Machine learning is the study of powerful computer algorithms that improve automatically by the application of real-time data and through experience over time. It is often viewed as a sub-field of artificial intelligence, with many of the methods used in this growing niche being similar to natural language processing. However, there are significant differences between these two areas of application. Natural language processing is typically a supervised method, whereas machine learning tends to be unsupervised. There are also differences between the two in terms of the resources that are available to the programmers.
One of the most compelling arguments put forth against the effectiveness of machine learning and artificial intelligence is that humans can achieve much better results simply by staying the way they are. Humans can solve problems much quicker than computers. They have higher IQs, better problem solving skills and are better able to learn from experience. The main argument of machine learning and artificial intelligence is that computers can achieve some of the same things that people can, but due to the complexity of today’s computer systems, they will invariably fail. Deep learning, deep artificial intelligence and other forms of artificially intelligent systems cannot compete with human cognitive skills and can often outperform them.
This argument has some merit. If humans could learn how to solve complex problems such as complex calculus, then they would do just that. In fact, researchers have made some progress toward machine learning and artificial intelligent software which may be capable of solving some of the more challenging problems in scientific research. However, the majority of current machine learning methods are unable to compete with and surpass human experts at tasks requiring advanced reasoning and analytical skills, as well as those requiring specialized knowledge that only humans can acquire. For instance, researchers have made some progress in developing software that can analyze past data in an effort to predict future data that may prove relevant.
This type of system has some advantages. An algorithm can function by itself without the need for humans to oversee its development or apply any form of human judgment. Although an algorithm can learn without any supervision, this type of machine learning requires supervised learning.

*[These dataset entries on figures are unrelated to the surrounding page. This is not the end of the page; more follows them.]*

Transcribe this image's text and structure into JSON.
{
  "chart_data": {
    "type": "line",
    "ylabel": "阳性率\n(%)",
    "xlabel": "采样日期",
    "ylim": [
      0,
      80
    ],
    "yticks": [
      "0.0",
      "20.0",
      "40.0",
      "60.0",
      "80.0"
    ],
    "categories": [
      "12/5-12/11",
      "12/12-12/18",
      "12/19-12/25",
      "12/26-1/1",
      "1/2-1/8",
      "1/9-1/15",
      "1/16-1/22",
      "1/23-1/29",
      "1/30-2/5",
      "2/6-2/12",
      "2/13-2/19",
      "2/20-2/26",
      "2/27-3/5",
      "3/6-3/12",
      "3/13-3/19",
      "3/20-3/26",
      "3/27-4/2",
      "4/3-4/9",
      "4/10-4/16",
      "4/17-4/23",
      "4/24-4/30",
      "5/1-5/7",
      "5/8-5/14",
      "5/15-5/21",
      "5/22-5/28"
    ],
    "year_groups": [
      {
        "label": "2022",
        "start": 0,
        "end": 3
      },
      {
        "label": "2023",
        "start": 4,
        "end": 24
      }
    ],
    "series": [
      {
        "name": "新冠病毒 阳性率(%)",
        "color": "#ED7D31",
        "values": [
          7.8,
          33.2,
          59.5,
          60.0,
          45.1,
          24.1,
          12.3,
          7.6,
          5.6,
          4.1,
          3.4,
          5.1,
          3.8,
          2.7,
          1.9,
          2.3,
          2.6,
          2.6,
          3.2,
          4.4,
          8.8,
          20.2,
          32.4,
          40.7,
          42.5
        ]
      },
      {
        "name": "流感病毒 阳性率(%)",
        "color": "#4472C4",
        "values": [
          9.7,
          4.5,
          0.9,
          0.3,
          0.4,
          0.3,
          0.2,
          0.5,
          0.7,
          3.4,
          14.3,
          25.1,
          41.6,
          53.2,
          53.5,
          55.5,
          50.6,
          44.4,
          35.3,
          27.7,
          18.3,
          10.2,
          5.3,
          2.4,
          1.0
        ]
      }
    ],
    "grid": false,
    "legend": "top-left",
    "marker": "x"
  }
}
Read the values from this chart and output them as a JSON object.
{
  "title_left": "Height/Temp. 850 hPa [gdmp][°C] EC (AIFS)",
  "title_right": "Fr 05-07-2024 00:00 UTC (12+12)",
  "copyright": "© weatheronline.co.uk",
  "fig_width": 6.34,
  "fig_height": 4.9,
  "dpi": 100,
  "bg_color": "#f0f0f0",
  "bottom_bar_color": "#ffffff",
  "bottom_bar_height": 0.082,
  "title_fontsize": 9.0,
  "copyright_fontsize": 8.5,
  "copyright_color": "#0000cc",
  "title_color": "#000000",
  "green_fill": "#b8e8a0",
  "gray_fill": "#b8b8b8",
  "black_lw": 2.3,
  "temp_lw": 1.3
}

Supervised learning involves a supervised data scientist who provides labeled training data sets so that the algorithm can learn what it is supposed to learn.
In contrast, supervised learning requires two conditions: a human expert to supervise it and a computer system that can understand the intent of the human expert. Computer systems are good at supervising themselves. When the computer system is faced with a problem, it can ask a series of questions and determine its own solution. As long as the computer is run by a person who is capable of explaining what he or she is doing, the computer can typically solve any problem that is presented to it.
Nevertheless, in the case of deep learning, a human expert must oversee the development of the machine learning application in order to ensure that it is not accidentally creating a mistake. Experts in this area are called artificial intelligence specialists. Their job is to catch and correct mistakes and to continue to improve the machine learning system even when other experts have abandoned it.
Some researchers believe that machine learning works best when the algorithm is not supervised by a human expert. In other words, the algorithm is given enough new data and enough time to achieve some sort of accuracy. Unfortunately, not every algorithm can survive this test. This is especially true in self-driving cars that must rely on data collected by the sensors and lasers of other vehicles around it.
Nevertheless, there are many machine learning models that can work well even if there are no human experts supervising their development. They can be given explicit programming which will allow them to adapt to changing situations and circumstances and can also function even if the current computer system does not have an artificial intelligence system in place yet. These models, called supervised machine learning systems, can typically learn from past data and can continue to do so even when other machine learning technologies are actively trying to make the same mistakes.